Wolf: (puts the yellow contacts on Red) Remember just try to act as if you're possessed again.

Red: Gotcha.

(Red approaches Blink with a dark demonic voice and black eyes)

Blink: (freaks out) Who are you!?

Red: Your flesh looks tasty.

(Blink screams in fear)

(Red approaches Blink with a demonic laugh)

Red: Now to take your soul...

Blink: NOOOOOOOOOOOOOOOOOOO!!! (cries very loudly) (Wolf laughs in the bushes when suddenly Fifi jumps onto him with joy)

Wolf: What the fuck?!

Fifi: WOLFY POO!

Wolf: What the fuck is wrong with you?!

Red: Huh!?

(Red backs away but falls into a pit, where the Fat Ugly Girl falls onto Red)

Red: AUUUGH!!!

Wolf: If you don't get off me Fifi. I'm going to resort to my new secret weapon.

Fifi: A wedding ring like you promised?

Wolf: (About to get angry) That does it. THERE IS A GIRL HERE FORCING ME TO MARRY HER!!!

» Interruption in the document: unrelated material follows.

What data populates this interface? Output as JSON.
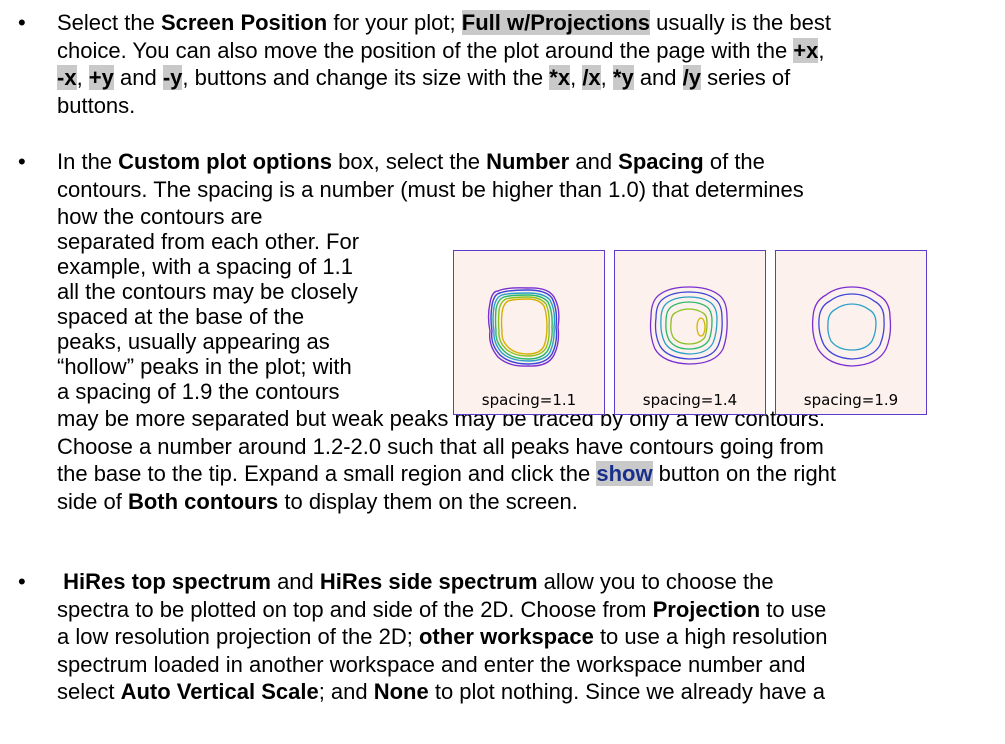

Goldie: (Out of nowhere Goldie tackles Fifi and starts punching and scratching her) I'll cut you for living!

Fifi: Yay! Tickle fight!

Blue: (Watching) Whoa, I seriously didn't see that one coming.

Bitchess: Well whatever! At least we got him back! (laughs evily) My revenge is complete.

Everyone: April Fools Everyone!

(END)

(after-credits)

Red: Is anyone gonna let me out of here?!

(REAL END)

Trivia[]

  • First April Fools Episode.
  • First time Bitchess wins in the end.